Look for good quality natural charcoal for your next cook. I like Kingsford – the brand was launched by Henry Ford, who saw charcoal as the perfect use for leftover wood and sawdust from automobile production. They’ve been the industry standard for almost a century.
But the right charcoal is whatever works best for you! Lump charcoal is a popular alternative to the briquette. It’s made from pure hardwood and burns hotter, so if you’re cooking hot and fast as opposed to low and slow smoking, charcoal lumps make plenty of sense.

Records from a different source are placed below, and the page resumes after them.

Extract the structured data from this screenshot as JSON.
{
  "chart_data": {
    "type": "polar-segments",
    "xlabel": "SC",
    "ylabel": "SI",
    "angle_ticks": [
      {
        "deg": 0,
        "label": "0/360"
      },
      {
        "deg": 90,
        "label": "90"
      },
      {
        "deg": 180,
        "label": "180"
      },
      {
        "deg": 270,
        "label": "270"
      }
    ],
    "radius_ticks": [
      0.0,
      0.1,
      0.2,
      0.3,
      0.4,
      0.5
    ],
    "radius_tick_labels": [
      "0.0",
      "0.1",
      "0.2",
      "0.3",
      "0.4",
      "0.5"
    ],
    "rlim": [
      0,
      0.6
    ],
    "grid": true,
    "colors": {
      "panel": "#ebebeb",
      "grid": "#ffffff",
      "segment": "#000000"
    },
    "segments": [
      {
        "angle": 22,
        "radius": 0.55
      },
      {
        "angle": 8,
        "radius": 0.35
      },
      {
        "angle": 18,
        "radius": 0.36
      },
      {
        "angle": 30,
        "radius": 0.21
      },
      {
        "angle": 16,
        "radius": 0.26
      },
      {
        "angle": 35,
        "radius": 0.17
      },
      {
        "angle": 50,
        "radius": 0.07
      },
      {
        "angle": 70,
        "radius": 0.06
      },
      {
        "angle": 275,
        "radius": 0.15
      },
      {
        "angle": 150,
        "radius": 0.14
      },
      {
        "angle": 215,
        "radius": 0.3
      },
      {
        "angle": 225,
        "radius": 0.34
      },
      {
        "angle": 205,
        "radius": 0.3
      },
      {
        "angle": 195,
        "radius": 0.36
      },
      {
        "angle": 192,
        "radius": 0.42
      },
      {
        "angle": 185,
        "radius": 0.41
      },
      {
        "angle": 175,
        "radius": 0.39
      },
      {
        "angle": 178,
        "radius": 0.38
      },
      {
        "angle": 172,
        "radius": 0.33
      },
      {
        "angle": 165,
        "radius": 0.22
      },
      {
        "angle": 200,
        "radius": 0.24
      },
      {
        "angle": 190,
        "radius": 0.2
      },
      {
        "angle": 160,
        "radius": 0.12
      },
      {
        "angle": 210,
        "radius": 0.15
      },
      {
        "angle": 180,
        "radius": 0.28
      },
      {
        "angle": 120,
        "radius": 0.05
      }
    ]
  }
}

Lump charcoal is irregularly sized compared to its cousin, the charcoal briquette. There can be a learning curve when using it for the first time. Try to get a good mix of small, medium, and large lumps of charcoal in your starter. If you use too many of the smaller lumps, the charcoal will get compacted, and you won’t get a good fire going.

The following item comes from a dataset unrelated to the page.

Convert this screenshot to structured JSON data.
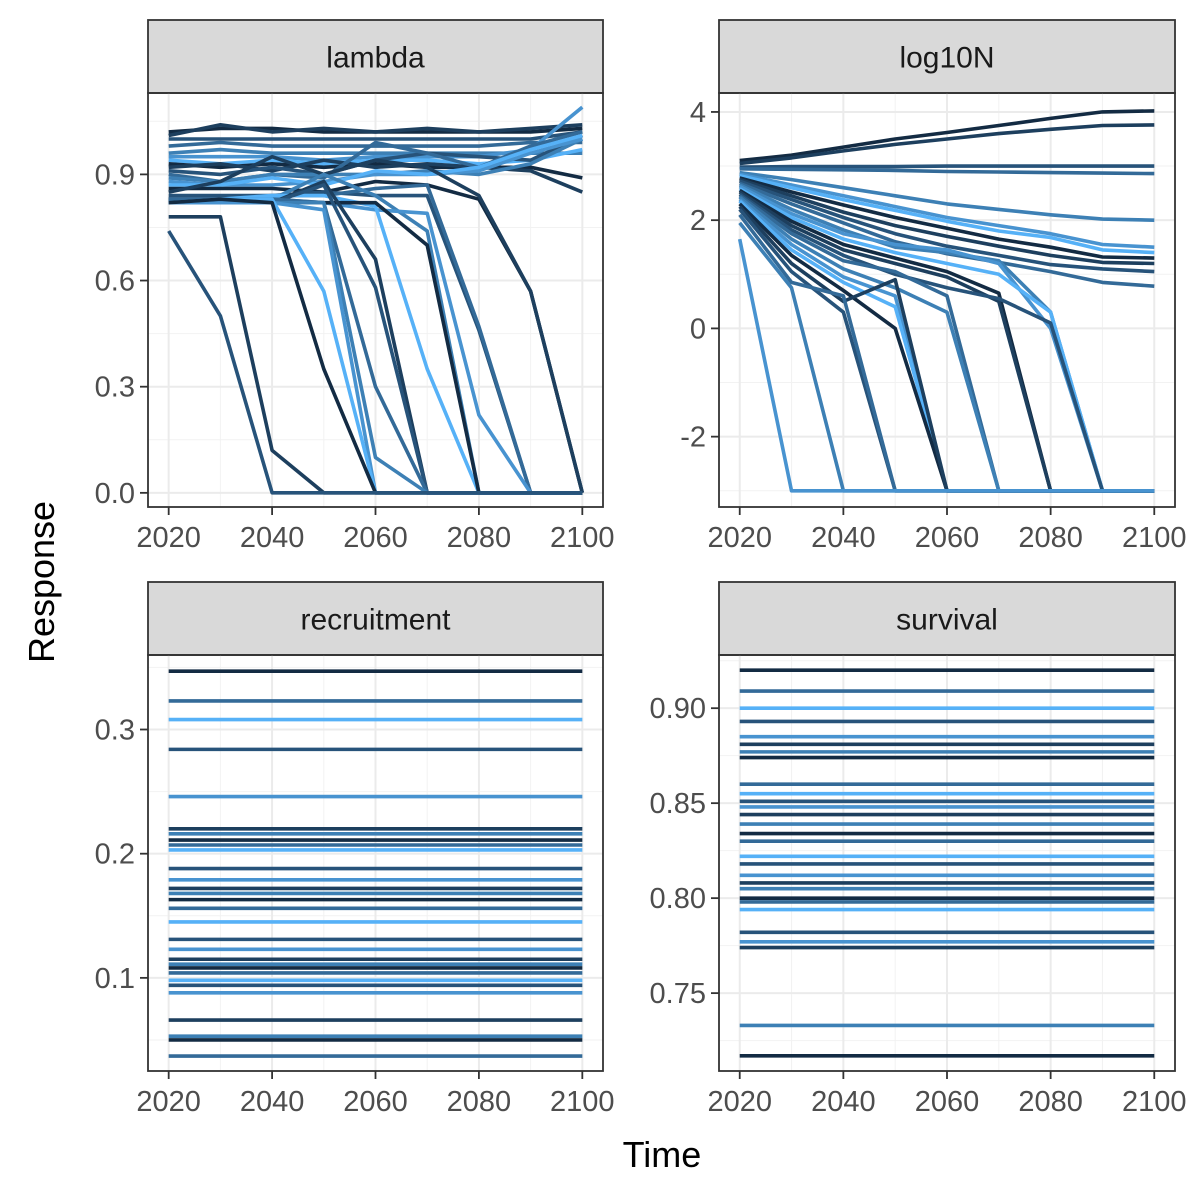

Charcoal that’s got additives or chemicals is a no-no for me. If you choose to use this type of charcoal, toss the cooled ashes in the garbage – don’t try to recycle them on your plants (more on that in a bit).
This is a problem many backyard BBQ enthusiasts run into – they reuse charcoal, only to find that it produces a fire that takes forever to come to temperature and doesn’t reach that high temperature suitable for most types of charcoal grilling. I’ve got you!
Let me help you out. The problem isn’t with the reused charcoal. The problem is operator error. Make sure you get all the smaller bits of old charcoal to fall into your ash trap. Then add fresh charcoal that’s screaming hot from your chimney starter.
Don’t try lighting old charcoal in your chimney, as that’s a recipe for a poor burn. Use new charcoal. Check that every grill vent is open for maximum airflow, and you’re off to the races.
The dome thermometer on my Kamado cooker goes to 700°F, and I can make that thermometer redline (go past 700°F) using these methods.
You can either toss it in the trash once it’s completely cooled, or you can use spent charcoal on your compost pile. The charcoal needs to be additive free if you’re using it as fertilizer. It’s full of potash (potassium carbonate), which is a nutrient that many plants thrive on. Wait until the ashes have cooled off before using them in your garden.
Don’t add the ash on plants or flowers that like acid – azaleas, hydrangeas, and blueberries spring to mind.
There you go, gang, all the info you wanted to know. You readers came here with the burning question, “Can you reuse charcoal?” I’m happy to tell you the answer is a resounding yes. Old charcoal is still good to use – it may look shaggy, but it’s still got plenty of burning power trapped in there. If you like to save money, you’ll love this method.
Just remember to remove any excessive ash and smaller pebbles from the used coals and discard them or use them on your compost pile. Save the large pieces of old charcoal. Add new charcoal from a lit chimney to the old coals, and away you go. That old charcoal still has some life in it!
Follow my guide for the best results from your charcoal grill. I hope all your questions were covered here. Happy charcoal grilling and smoking!